If your cache can’t keep serving during an upstream incident, it’s not a cache — it’s a new dependency with better marketing.
Back to all posts

The outage you don’t see until it’s 2 a.m.

I’ve watched teams ship “a cache” to fix p95 latency, then get blindsided a month later when Redis hiccups and the database turns into a bonfire. The root problem is treating caching like a performance hack instead of a load-shedding and failure-management system.

A good caching strategy does two things at once:

  • Performance: fewer round-trips, lower p95/p99, fewer bytes over the wire
  • Reliability: smaller blast radius, graceful degradation, stable MTTR when a dependency is sick

If you design for both up front, caches become the thing that keeps you online when the DB is melting or an upstream is rate-limiting you.

Start with proof: pick metrics and establish a baseline

Before you add a single SET call, decide how you’ll prove this worked. Otherwise you’ll be arguing about “it feels faster” in a retro.

Track these cache + system metrics per endpoint (or use-case) you plan to cache:

  • Latency: p50, p95, p99 (and tail behavior during deploys)
  • Cache hit ratio: hits / (hits + misses) — but segment by keyspace (don’t average everything)
  • Backend QPS reduction: DB/Upstream requests per second attributable to the endpoint
  • Error rate: overall and by dependency (DB timeouts vs cache timeouts)
  • Stale-served rate: how often you serve stale due to refresh or upstream failure
  • Eviction rate / memory pressure: evictions per minute, used memory, fragmentation
  • Stampede signals: lock contention, concurrent regenerations, sudden miss spikes

Tooling that’s actually useful in the real world:

  • OpenTelemetry tracing to see where time is spent and whether cache is in the critical path
  • Prometheus + Grafana dashboards for hit/miss, latency, backend QPS
  • k6 or wrk2 for controlled load tests (include cold-cache and warm-cache runs)

Checkpoint:

  • You can answer: “If we ship caching, which metric should move, by how much, and what’s the rollback trigger?”

Pick the right layers: don’t cram everything into Redis

Most teams jump straight to a shared Redis and call it a day. That’s how you end up paying Redis tax for things the browser, CDN, or an in-process LRU could have done cheaper and with fewer failure modes.
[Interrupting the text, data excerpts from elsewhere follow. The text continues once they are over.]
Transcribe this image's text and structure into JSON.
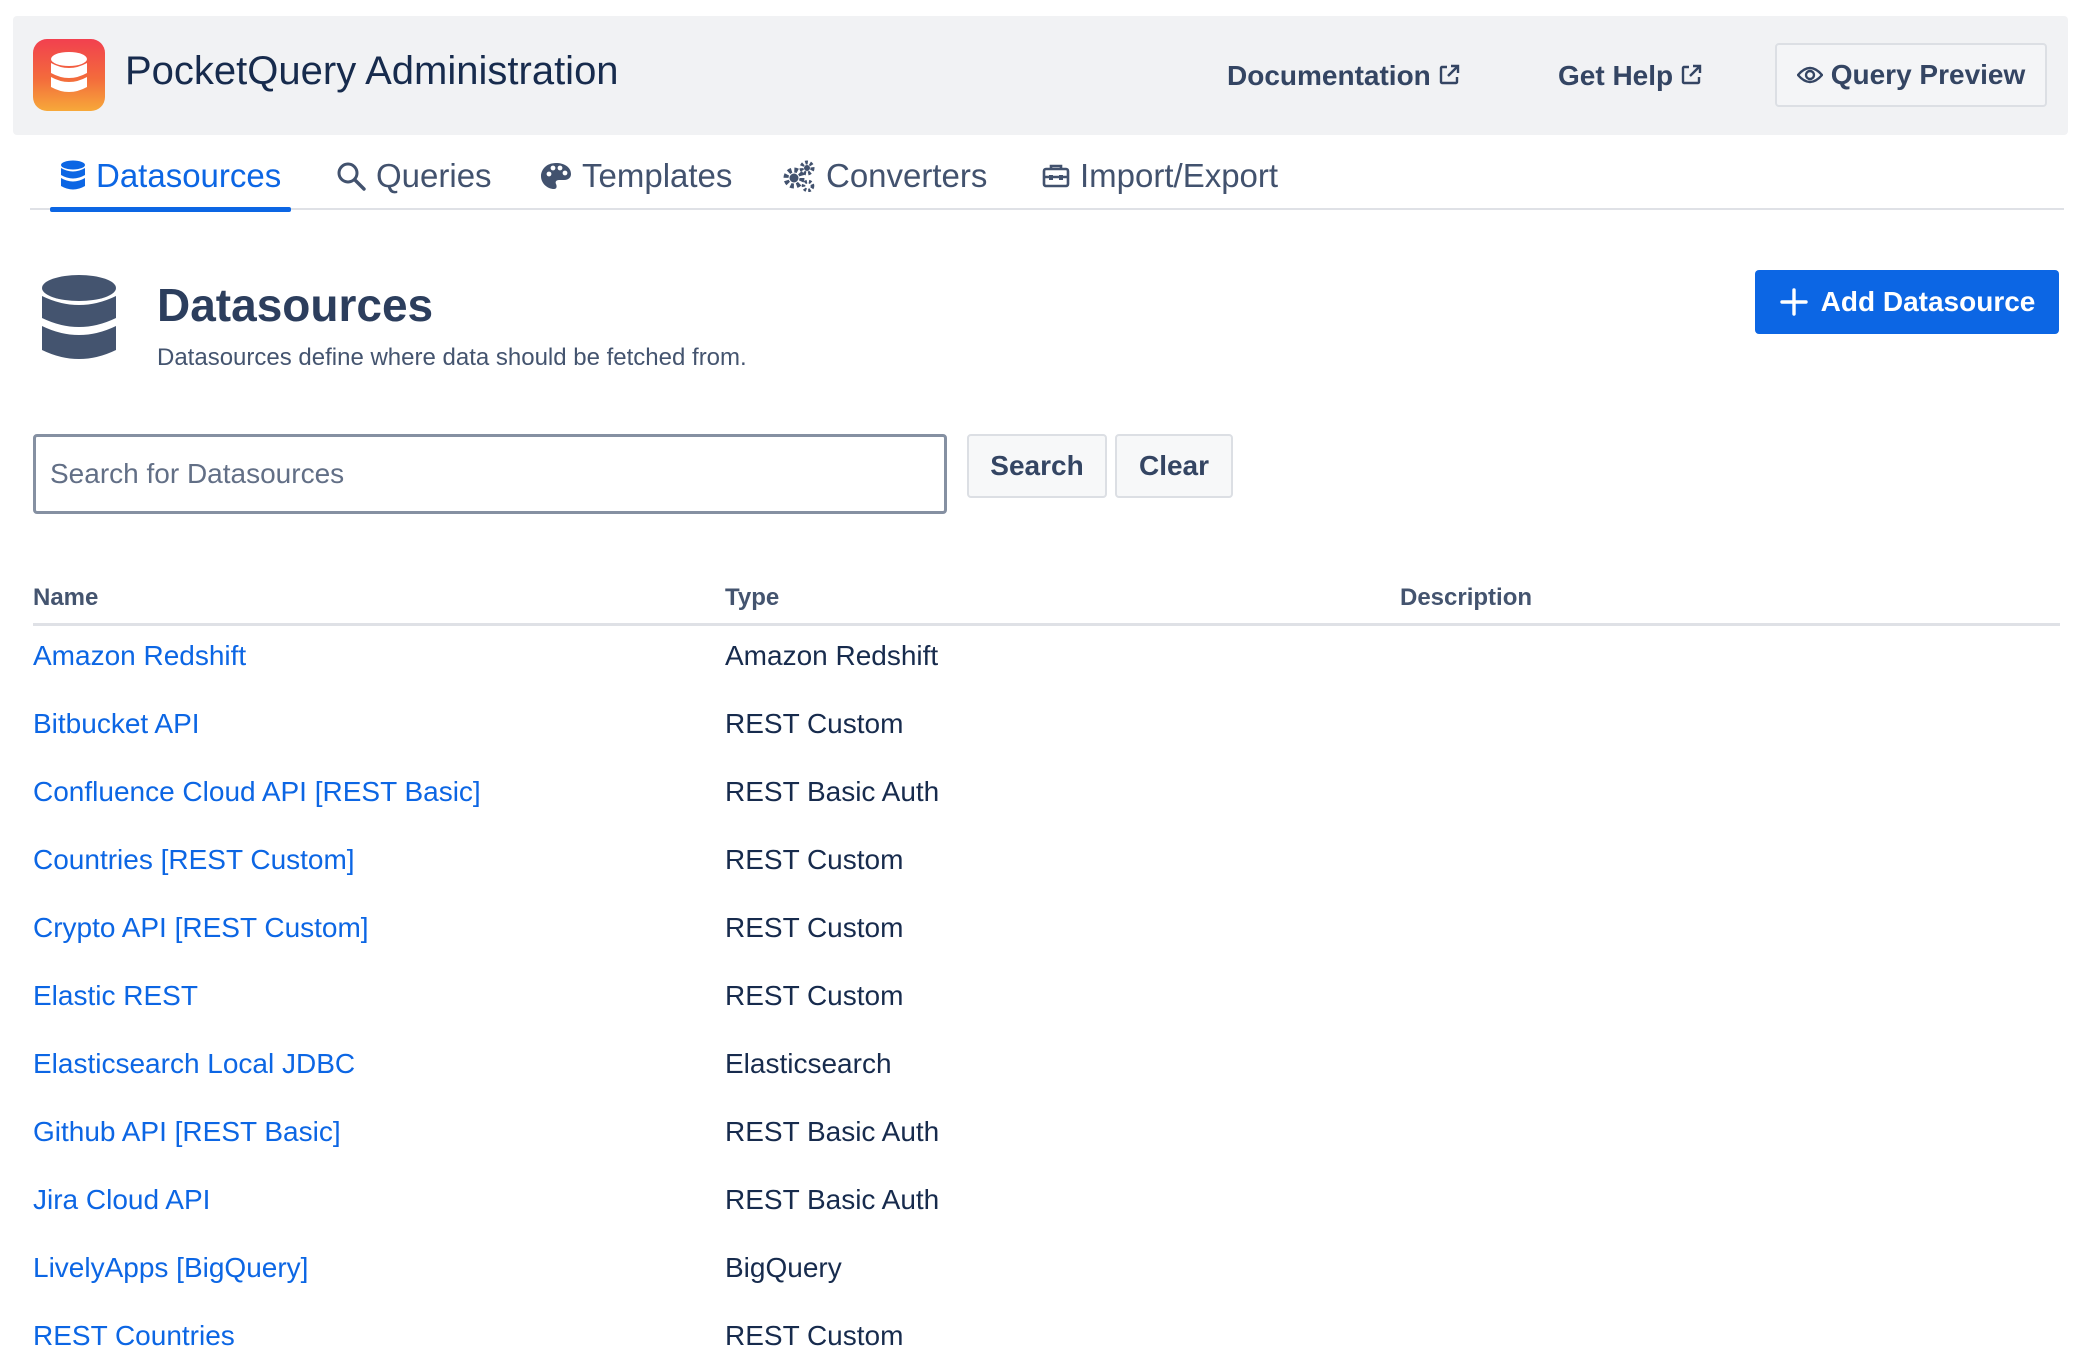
{
  "header": {
    "title": "PocketQuery Administration",
    "logo_icon": "database-icon",
    "links": {
      "documentation": "Documentation",
      "get_help": "Get Help"
    },
    "query_preview_label": "Query Preview"
  },
  "tabs": [
    {
      "label": "Datasources",
      "icon": "database-icon",
      "active": true
    },
    {
      "label": "Queries",
      "icon": "search-icon",
      "active": false
    },
    {
      "label": "Templates",
      "icon": "palette-icon",
      "active": false
    },
    {
      "label": "Converters",
      "icon": "gears-icon",
      "active": false
    },
    {
      "label": "Import/Export",
      "icon": "toolbox-icon",
      "active": false
    }
  ],
  "page": {
    "title": "Datasources",
    "subtitle": "Datasources define where data should be fetched from.",
    "add_button_label": "Add Datasource"
  },
  "search": {
    "placeholder": "Search for Datasources",
    "value": "",
    "search_label": "Search",
    "clear_label": "Clear"
  },
  "table": {
    "columns": [
      "Name",
      "Type",
      "Description"
    ],
    "rows": [
      {
        "name": "Amazon Redshift",
        "type": "Amazon Redshift",
        "description": ""
      },
      {
        "name": "Bitbucket API",
        "type": "REST Custom",
        "description": ""
      },
      {
        "name": "Confluence Cloud API [REST Basic]",
        "type": "REST Basic Auth",
        "description": ""
      },
      {
        "name": "Countries [REST Custom]",
        "type": "REST Custom",
        "description": ""
      },
      {
        "name": "Crypto API [REST Custom]",
        "type": "REST Custom",
        "description": ""
      },
      {
        "name": "Elastic REST",
        "type": "REST Custom",
        "description": ""
      },
      {
        "name": "Elasticsearch Local JDBC",
        "type": "Elasticsearch",
        "description": ""
      },
      {
        "name": "Github API [REST Basic]",
        "type": "REST Basic Auth",
        "description": ""
      },
      {
        "name": "Jira Cloud API",
        "type": "REST Basic Auth",
        "description": ""
      },
      {
        "name": "LivelyApps [BigQuery]",
        "type": "BigQuery",
        "description": ""
      },
      {
        "name": "REST Countries",
        "type": "REST Custom",
        "description": ""
      }
    ]
  },
  "colors": {
    "accent": "#0c66e4",
    "header_bg": "#f1f2f4",
    "logo_gradient": [
      "#f2404f",
      "#f7a93a"
    ]
  }
}
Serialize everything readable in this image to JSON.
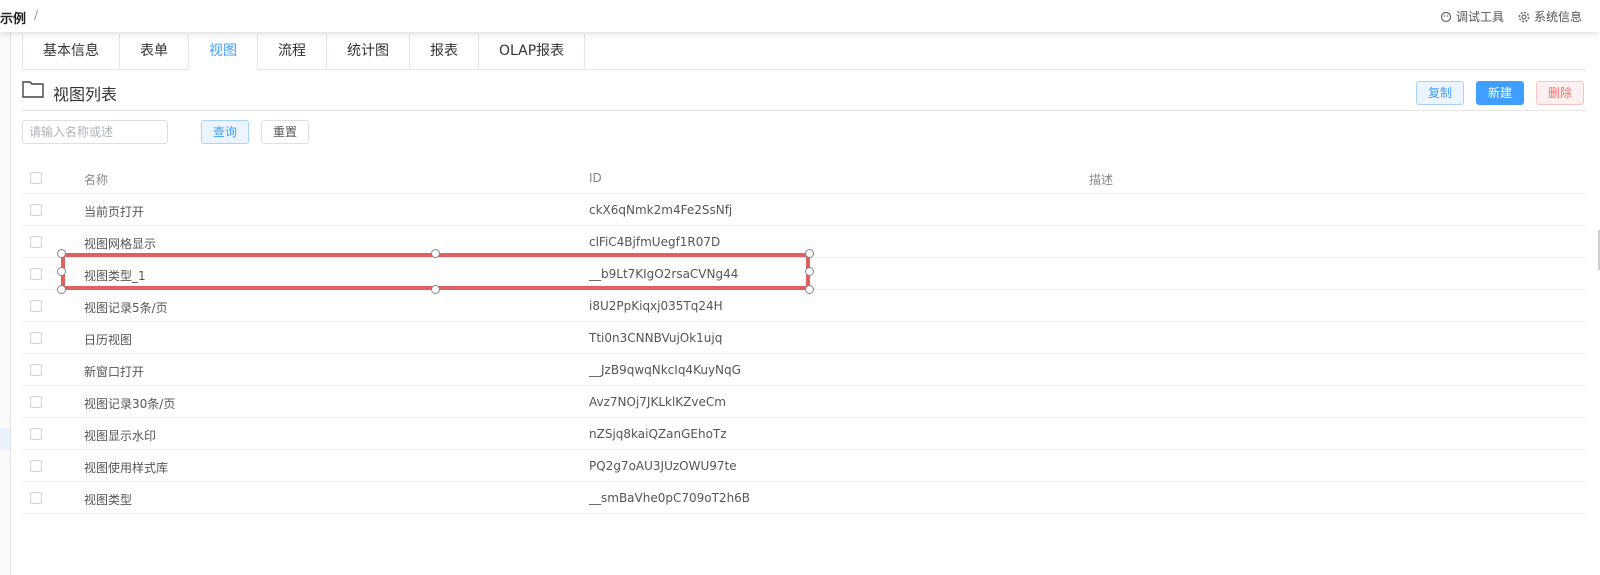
{
  "breadcrumb": {
    "current": "示例",
    "separator": "/"
  },
  "top_actions": [
    {
      "label": "调试工具",
      "icon": "bug-icon"
    },
    {
      "label": "系统信息",
      "icon": "gear-icon"
    }
  ],
  "tabs": [
    {
      "label": "基本信息",
      "active": false
    },
    {
      "label": "表单",
      "active": false
    },
    {
      "label": "视图",
      "active": true
    },
    {
      "label": "流程",
      "active": false
    },
    {
      "label": "统计图",
      "active": false
    },
    {
      "label": "报表",
      "active": false
    },
    {
      "label": "OLAP报表",
      "active": false
    }
  ],
  "section": {
    "title": "视图列表",
    "icon": "folder-icon"
  },
  "toolbar": {
    "copy_label": "复制",
    "new_label": "新建",
    "delete_label": "删除"
  },
  "search": {
    "placeholder": "请输入名称或述",
    "value": "",
    "query_label": "查询",
    "reset_label": "重置"
  },
  "table": {
    "headers": {
      "name": "名称",
      "id": "ID",
      "desc": "描述"
    },
    "rows": [
      {
        "name": "当前页打开",
        "id": "ckX6qNmk2m4Fe2SsNfj",
        "desc": ""
      },
      {
        "name": "视图网格显示",
        "id": "clFiC4BjfmUegf1R07D",
        "desc": ""
      },
      {
        "name": "视图类型_1",
        "id": "__b9Lt7KIgO2rsaCVNg44",
        "desc": ""
      },
      {
        "name": "视图记录5条/页",
        "id": "i8U2PpKiqxj035Tq24H",
        "desc": ""
      },
      {
        "name": "日历视图",
        "id": "Tti0n3CNNBVujOk1ujq",
        "desc": ""
      },
      {
        "name": "新窗口打开",
        "id": "__JzB9qwqNkcIq4KuyNqG",
        "desc": ""
      },
      {
        "name": "视图记录30条/页",
        "id": "Avz7NOj7JKLklKZveCm",
        "desc": ""
      },
      {
        "name": "视图显示水印",
        "id": "nZSjq8kaiQZanGEhoTz",
        "desc": ""
      },
      {
        "name": "视图使用样式库",
        "id": "PQ2g7oAU3JUzOWU97te",
        "desc": ""
      },
      {
        "name": "视图类型",
        "id": "__smBaVhe0pC709oT2h6B",
        "desc": ""
      }
    ]
  },
  "colors": {
    "accent": "#409eff",
    "danger": "#f56c6c",
    "selection": "#e06060"
  }
}
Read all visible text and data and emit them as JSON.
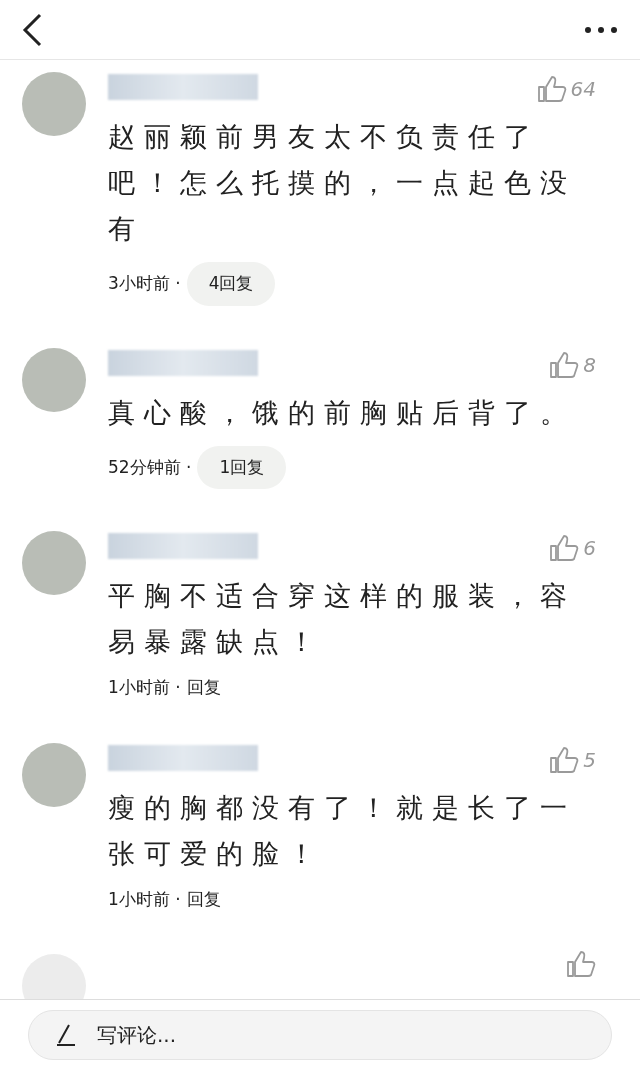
{
  "comments": [
    {
      "text": "赵丽颖前男友太不负责任了吧！怎么托摸的，一点起色没有",
      "likes": "64",
      "time": "3小时前 ·",
      "reply": "4回复",
      "kind": "pill"
    },
    {
      "text": "真心酸，饿的前胸贴后背了。",
      "likes": "8",
      "time": "52分钟前 ·",
      "reply": "1回复",
      "kind": "pill"
    },
    {
      "text": "平胸不适合穿这样的服装，容易暴露缺点！",
      "likes": "6",
      "time": "1小时前 ·",
      "reply": "回复",
      "kind": "plain"
    },
    {
      "text": "瘦的胸都没有了！就是长了一张可爱的脸！",
      "likes": "5",
      "time": "1小时前 ·",
      "reply": "回复",
      "kind": "plain"
    }
  ],
  "composer": {
    "placeholder": "写评论..."
  }
}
A pragmatic layered model:

  • Client/browser cache for static-ish assets and safe GETs (when allowed)
  • CDN cache (Cloudflare/Fastly/Akamai) for public or semi-public content
  • Edge/proxy cache (NGINX, Varnish, Envoy) for shared HTTP caching inside your perimeter
  • In-process cache (LRU/TTL) for hot keys; fastest and simplest; per-pod
  • Distributed cache (Redis, Memcached) when you need cross-pod sharing
  • Database-side caches (e.g., DynamoDB DAX) only when it’s truly the right fit

Rules of thumb I’ve seen hold up:

  • If the data is public and cacheable, push it outward (CDN/edge). That’s free reliability.
  • If you need sub-millisecond hot-path reads and can tolerate per-pod variance, use in-process LRU.
  • Use Redis when you need shared state, high hit rates across pods, or coordinated stampede control.

Checkpoint:

  • You’ve written down which layers are in play for this endpoint and what each layer’s failure policy is.

Cache keys and TTLs: where good strategies go to die

Cache design fails most often in two places: key design and TTL selection.

Key design that survives reality

Your cache key must encode every dimension that can change the response:

  • Tenant/account (multi-tenant systems get this wrong constantly)
  • Auth scope (anonymous vs user vs role)
  • Locale/currency/timezone (yes, really)
  • Schema/version (v1, v2) so you can change formats without mass invalidation

Example key format:

product:v3:tenant=acme:locale=en-US:currency=USD:id=12345

If you can’t confidently list the dimensions, don’t cache the response yet.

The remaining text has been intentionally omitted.